The first town in Australia to fluoridate its water supply was Beaconsfield, Tasmania in 1953. It is understood that the impetus to fluoridate the water came from the Municipal chemist, Frank Grey, who was prompted to act when an opera singer advised him not to let his daughter's teeth be pulled if he wished her to continue singing. This was after a visiting dentist (to the local school) had extracted a tooth from his daughter.

== Victoria ==
Fluoride was first added to the drinking water for the Victorian town of Bacchus Marsh in 1962, with Melbourne beginning fluoridation in 1977. The towns of Portland and Port Fairy have naturally occurring fluoride in their drinking water. As of October 2024, approximately 90% of the Victorian population had fluoridated water. The fluoridation of Victoria's drinking water supplies is regulated by the Health (Fluoridation) Act 1973.

While 90% of Victorians have fluoridated drinking water, there are still many rural towns in Victoria that do not, including in some outer suburbs of the city of Mildura.

== Western Australia ==
Water fluoridation in Western Australia (WA) is regulated by the Fluoridation of Public Water Supplies Act 1966. The Act is administered by the Western Australian Department of Health through the Fluoridation of Public Water Supplies Advisory Committee. The minister for Health can only direct water be fluoridated on the advice of the committee.

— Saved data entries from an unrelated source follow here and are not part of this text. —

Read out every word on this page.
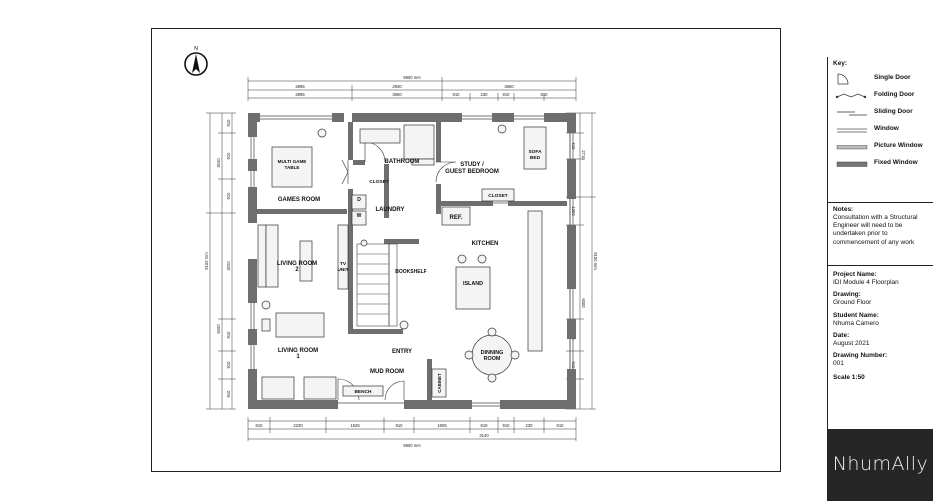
N
9800 mm
2895	2930	3660
2895	3660	910	230	910	610
610	2230	1525	910	1605	610	910	230	610
3140
9800 mm
9100 mm
3040
5000
910
910
910
3020
910
910
910
9100 mm
2710
6000
610
1300
910
MULTI GAME
TABLE
GAMES ROOM
BATHROOM
CLOSET
STUDY /
GUEST BEDROOM
SOFA
BED
CLOSET
LAUNDRY
D
W	REF.
KITCHEN
LIVING ROOM
2
TV
UNIT	BOOKSHELF
ISLAND
LIVING ROOM
1
ENTRY
MUD ROOM
DINNING
ROOM
BENCH	CABINET
Key:
Single Door
Folding Door
Sliding Door
Window
Picture Window
Fixed Window
Notes:
Consultation with a Structural Engineer will need to be undertaken prior to commencement of any work
Project Name:
IDI Module 4 Floorplan
Drawing:
Ground Floor
Student Name:
Nhuma Camero
Date:
August 2021
Drawing Number:
001
Scale 1:50
NhumAlly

Water fluoridation was introduced in Western Australia 1968. As of 2016, around 92% of the population is administered fluoridated water through a drinking water supply. Western Australia has a number of areas where no additional fluoride is added to reach effective levels; these include: Halls Creek, Marble Bar, Onslow, Paraburdoo, Tom Price, Meekatharra, Carnarvon, Bremer Bay, Leonora and Laverton.

The water supply in Dunsborough, in the south west of Western Australia, is de-fluoridated to the optimal level (0.6 to 0.9 milligram per litre). Dunsborough gets its water from two aquifers and only the Sue Aquifer has fluoride above the optimum level.